Sea Shepherd a lancé en 2014 le projet Vortex "un nettoyage des plages et des océans, avec des solutions de recyclage, entre autres, sous forme de vêtements".
RESPECTER LES LOIS ECOLOGIQUES
La Cop21 s'est déroulée à Paris il y a quelques mois. Nombreux sont ceux venus y assister, car les problèmes sont reconnus. Mais quelles solutions ? "Il y en a", explique Paul, "mais aucune n'a été abordée". De fait, l'accord conclu, non contraignant, ne sera pas ratifié avant 2020.
"Aucune espèce n'a survécu sur cette planète en enfreignant les lois écologiques :
Nous sommes tous passagers sur un vaisseau spatial, cette grosse boule de terre qui gravite autour du soleil, et tout vaisseau spatial possède un système vital qui lui permet de fonctionner. Celui de la planète fournit l'oxygène, la nourriture, et gère les déchets. Pour nous, c'est l'océan, et toutes les espèces de la vie marine font partie de l'équipage. Or, nous sommes entrain de tuer notre équipage. Le seul moyen d'éviter la catastrophe, est de donner le temps à l'océan de se restaurer".
SEA SHEPHERD UN MOUVEMENT INTERNATIONAL
Né en 1950 au Canada, Paul grandit dans un village de pêcheurs à l'est du pays. Il est très vite sensibilisé aux problèmes de l'environnement. "Quand j'avais 10 ans, j'ai nagé tout un été avec mes amis les castors. Mais l'année suivante, ils avaient disparu. Tous avaient été tués pendant l'hiver par les trappeurs, ce qui m'a mis hors de moi. J'ai alors cherché les pièges pour les détruire et libérer les animaux".

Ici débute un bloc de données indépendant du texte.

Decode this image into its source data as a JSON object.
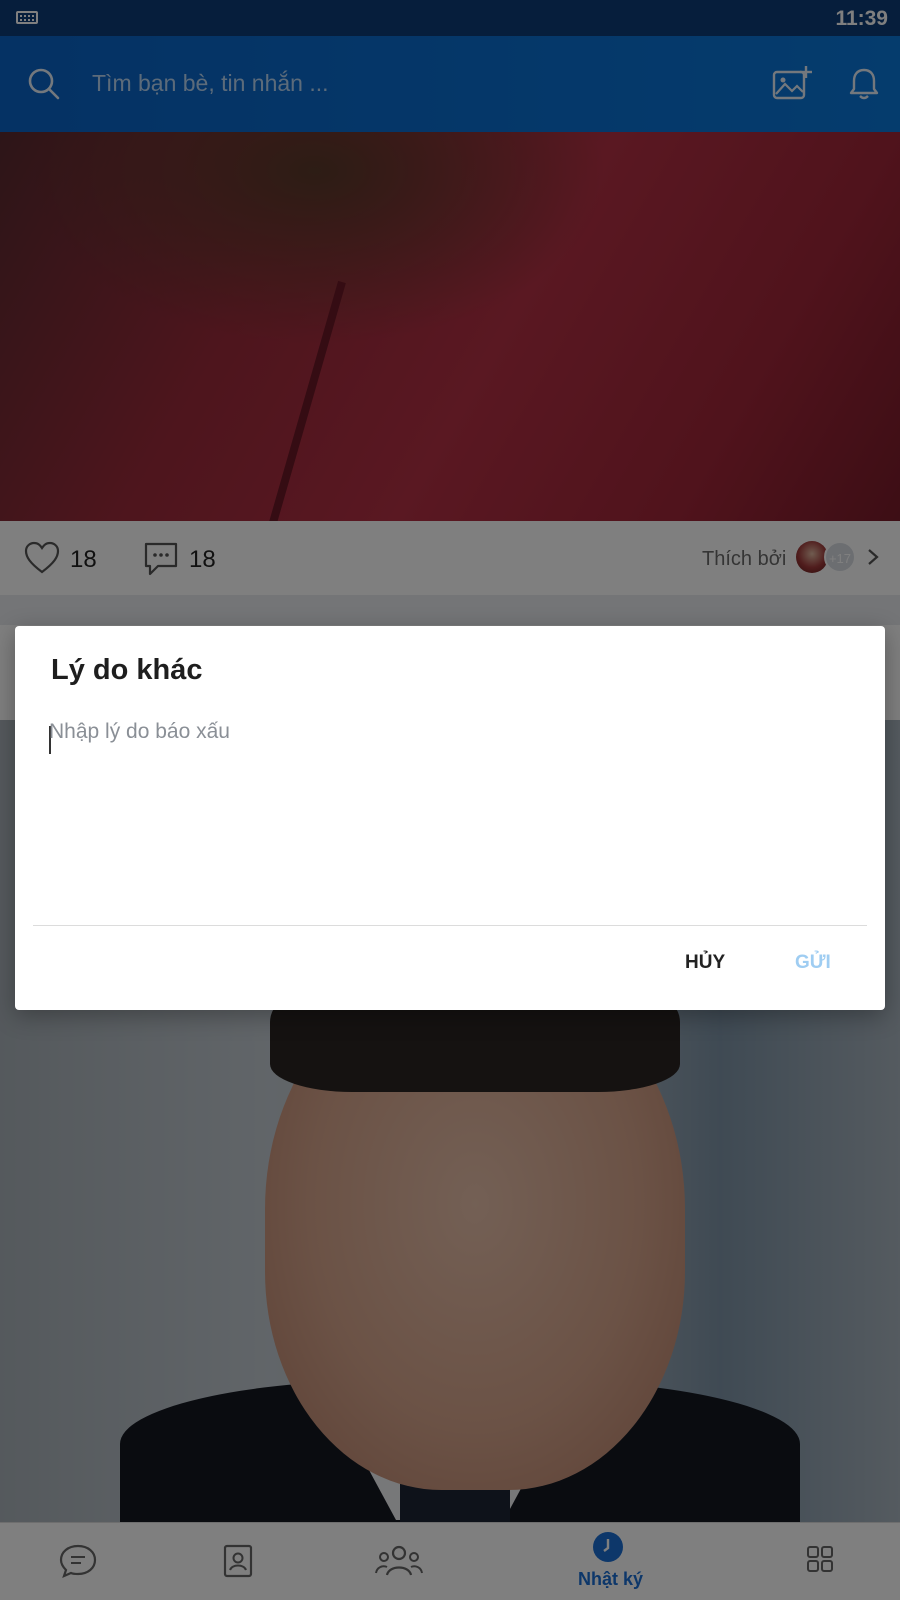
{
  "status_bar": {
    "time": "11:39"
  },
  "header": {
    "search_placeholder": "Tìm bạn bè, tin nhắn ...",
    "accent_color": "#0b6fd6"
  },
  "post": {
    "likes": "18",
    "comments": "18",
    "liked_by_label": "Thích bởi",
    "more_likers": "+17"
  },
  "dialog": {
    "title": "Lý do khác",
    "input_placeholder": "Nhập lý do báo xấu",
    "input_value": "",
    "cancel_label": "HỦY",
    "send_label": "GỬI"
  },
  "bottom_nav": {
    "active_label": "Nhật ký",
    "items": [
      "message-icon",
      "contacts-icon",
      "groups-icon",
      "timeline-icon",
      "more-apps-icon"
    ]
  }
}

En 1969, il devient le plus jeune membre co-fondateur de Greenpeace, qu'il quitte en 1977, pour fonder Sea Shepherd. Aujourd'hui, Sea Shepherd est un mouvement international. "Nous sommes présents dans une quarantaine de pays". Des groupes indépendants, qui coopèrent et travaillent ensemble. "Avec quelques règles", souligne Paul. "Notre activité est non violente. Nous ne devons blesser personne. Et toujours représenter nos clients : c'est-à-dire les baleines, les poissons, les tortues... dont je n'ai jamais recueilli de plaintes !!!
LE JOLLY ROGER un PAVILLON DE PIRATE
"Il y a quelques années", raconte Paul, "on a commencé à nous traiter de pirates. Je dois avouer que j'aime ça ! Donc, nous avons notre propre logo de pirate, le jolly roger".
A l'origine, le jolly roger est un pavillon français. Les premiers pirates des Caraïbes étaient français, et possèdaient un pavillon rouge, le"joli rouge", transformé par les anglais en "jolly roger", appellation conservée avec le drapeau noir. "Si vous voulez stopper de vrais pirates, il faut pour y parvenir, d'autres pirates. Nous nous considérons un peu comme des pirates de la compassion, qui s'opposent aux pirates de la cupidité".